Published [American Economic Review] doi:10.1257/aer.20240919 Online 1 May 2026 · Issue May 2026 Vol. 116, No. 5, pp. 1876-1913

Efficiency Criteria, Income Taxation, and Heterogeneous Elasticities

John Sturm Becko

André Sztutman

Canonical DOI Free to read · GREEN Open access ↗

What this paper finds — and why it matters

Overview

Research Question. Can income tax schedules be justified as utilitarian-optimal without adopting extreme normative assumptions about how household welfare should be measured? The paper proposes a welfare criterion strictly stronger than Pareto efficiency—called rationalizability with bounded curvature—and asks whether observed US income taxes satisfy it.

Starting Point.

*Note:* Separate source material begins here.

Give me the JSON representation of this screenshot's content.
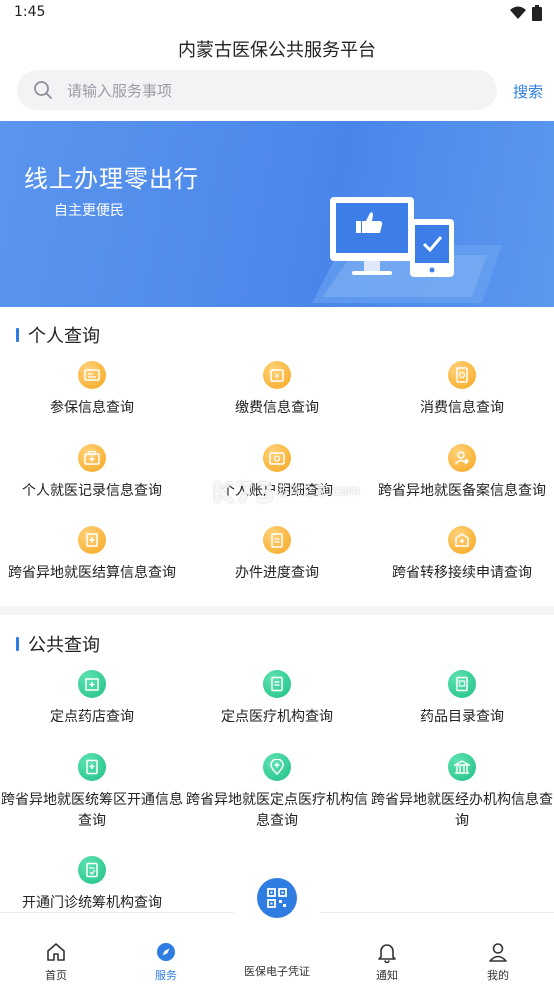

Any Pareto-efficient nonlinear income tax schedule can, in principle, be rationalized as utilitarian-optimal under some cardinalization of household utilities (i.e., some choice of how to measure the cardinal scale of each household’s well-being). However, the paper shows that rationalizing Pareto-efficient taxes in this way often requires cardinalizations under which there is no population upper bound on the curvature of utility with respect to consumption. Equivalently, a utilitarian planner’s marginal willingness to transfer resources to households must fall arbitrarily quickly with the size of those transfers—an extreme form of status quo bias violated by virtually all quantitative optimal-tax exercises.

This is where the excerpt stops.